Perkawinan bertujuan untuk membentuk keluarga yang bahagia, sejahtera, dan
kekal selamanya. Perkawinan memerlukan kematangan dan persiapan fisik dan
mental karena menikah / kawin adalah sesuatu yang sakral dan dapat menentukan
jalan hidup seseorang, Ny. Soemiyati, ( 2007: 8-12)

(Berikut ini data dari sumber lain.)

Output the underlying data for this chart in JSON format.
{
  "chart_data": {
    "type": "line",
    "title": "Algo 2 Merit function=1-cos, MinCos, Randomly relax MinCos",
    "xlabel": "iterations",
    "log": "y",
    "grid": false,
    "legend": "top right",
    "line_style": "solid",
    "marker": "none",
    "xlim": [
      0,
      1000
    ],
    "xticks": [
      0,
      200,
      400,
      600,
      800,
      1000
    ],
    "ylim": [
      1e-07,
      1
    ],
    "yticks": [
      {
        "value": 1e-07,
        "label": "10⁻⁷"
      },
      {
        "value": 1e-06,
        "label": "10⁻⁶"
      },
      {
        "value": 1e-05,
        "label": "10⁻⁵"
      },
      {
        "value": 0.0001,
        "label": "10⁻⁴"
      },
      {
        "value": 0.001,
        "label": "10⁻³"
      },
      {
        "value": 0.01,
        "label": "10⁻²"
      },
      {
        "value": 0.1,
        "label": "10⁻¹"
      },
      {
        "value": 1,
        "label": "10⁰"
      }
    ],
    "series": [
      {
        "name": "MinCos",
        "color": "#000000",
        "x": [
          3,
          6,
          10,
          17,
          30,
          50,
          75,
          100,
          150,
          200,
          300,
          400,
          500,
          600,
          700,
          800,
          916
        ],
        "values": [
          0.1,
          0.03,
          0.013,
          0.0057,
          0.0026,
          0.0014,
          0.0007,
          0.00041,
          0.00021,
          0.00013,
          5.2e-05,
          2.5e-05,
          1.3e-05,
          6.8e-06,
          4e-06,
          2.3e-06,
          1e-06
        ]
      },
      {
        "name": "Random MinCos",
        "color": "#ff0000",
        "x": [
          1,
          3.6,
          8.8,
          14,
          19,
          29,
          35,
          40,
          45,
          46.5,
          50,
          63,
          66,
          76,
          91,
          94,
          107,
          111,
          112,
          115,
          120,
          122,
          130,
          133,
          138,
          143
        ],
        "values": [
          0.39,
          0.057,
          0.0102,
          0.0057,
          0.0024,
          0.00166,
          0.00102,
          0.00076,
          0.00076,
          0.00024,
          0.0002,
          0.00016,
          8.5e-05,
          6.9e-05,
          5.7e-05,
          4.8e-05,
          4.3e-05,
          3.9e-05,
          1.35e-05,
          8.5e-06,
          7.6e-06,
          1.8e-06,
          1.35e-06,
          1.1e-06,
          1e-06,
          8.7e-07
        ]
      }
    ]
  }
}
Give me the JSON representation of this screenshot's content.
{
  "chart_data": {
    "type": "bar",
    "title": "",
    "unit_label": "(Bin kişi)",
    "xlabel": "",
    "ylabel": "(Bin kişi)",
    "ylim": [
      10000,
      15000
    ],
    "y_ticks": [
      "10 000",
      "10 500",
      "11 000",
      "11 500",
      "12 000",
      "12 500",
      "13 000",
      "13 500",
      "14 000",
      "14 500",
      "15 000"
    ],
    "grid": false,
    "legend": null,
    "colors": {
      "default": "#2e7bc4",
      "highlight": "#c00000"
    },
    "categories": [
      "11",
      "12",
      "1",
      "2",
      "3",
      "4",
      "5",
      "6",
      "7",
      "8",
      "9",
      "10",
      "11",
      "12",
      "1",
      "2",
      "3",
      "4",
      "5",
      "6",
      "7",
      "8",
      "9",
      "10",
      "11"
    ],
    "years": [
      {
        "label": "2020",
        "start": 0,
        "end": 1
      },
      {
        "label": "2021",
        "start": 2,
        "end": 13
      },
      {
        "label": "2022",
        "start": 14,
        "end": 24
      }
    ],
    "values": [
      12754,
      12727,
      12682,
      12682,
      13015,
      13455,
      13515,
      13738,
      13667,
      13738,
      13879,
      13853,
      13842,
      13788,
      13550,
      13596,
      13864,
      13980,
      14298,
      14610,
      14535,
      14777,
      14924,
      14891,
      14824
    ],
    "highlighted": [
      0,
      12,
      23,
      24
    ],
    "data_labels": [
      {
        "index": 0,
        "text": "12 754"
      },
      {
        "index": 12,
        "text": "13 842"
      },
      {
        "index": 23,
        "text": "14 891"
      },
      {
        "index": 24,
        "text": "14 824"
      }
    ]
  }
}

Menurut Haruwijaya, (2004:1)
Perkawinan merupakan sebuah upacara penyatuan dua jiwa, menjadi sebuah keluarga
akad perjanjian yang diatur oleh agama. Oleh karena itu perkawinan menjadi
agung, luhur, dan sakral. Ia juga telah mendeskrifsikan maksud dan tujuan
pelamaran dalam adat Jawa khususnya, yaitu permohonan dari keluarga calon
pengantin putra kepada pengantin wanita untuk dijadikan pasangan hidup,
(hal:13).
Menurut Undang-Undang Nomor
1 Tahun 1974 pengertian pernikahan adalah ikatan lahir batin antara seorang
pria dengan seorang wanita sebagai suami isteri dengan tujuan membentuk
keluarga (rumah tangga) yang bahagia dan kekal berdasarkan Ketuhanan Yang Maha
Esa. Pernikahan dianggap sah apabila dilakukan menurut hukum perkawinan
masing-masing agama dan kepercayaan serta tercatat oleh lembaga yang berwenang
menurut perundang-undangan yang berlaku.
Dengan demikian, untuk mengetahui tradisi pernikahan
Suku Ngalum, masyarakat Pegunungan Bintang, perlu digunakan pendekatan yang konperesip dan
holistik. Karena di sana kita akan temukan
berbagai macam kebiasaan dalam proses perkawinan atau pernikahan dengan
berbagai cara yang unik. Keunikan tersebut dalam peristiwa perkawinan yang
dilakukan oleh Suku Ngalum, yaitu Pertama; Kor wengbarip; kor berarti perempuan,
wanita; sedangkan “wengbarip” yang
artinya calon pengantin wanita telah diantar ke rumah penganti laki- laki. Kata
wengbarip penunjuk waktu yang sedang
berlangsung (sekarang, saat ini, tadi… dll-nya). Lain lagi dengan, istilah “Kor wengbarkodirip” Kata wengbarkodirip” penunjuk waktu yang
lampau, dua minggu yang lalu.
Kedua “Korsilmin atau ikalo
dundip” yang artinya menikah, mengawinkan, mereka berdua menikah. “Silmin” artinya ada sesuatu yang ada di
dalam peristiwa pernikahan; tubuh, badan, dll. Maka kedua kata ini dapat di
lekatkan menjadi satu kalimat “ Korsilmin”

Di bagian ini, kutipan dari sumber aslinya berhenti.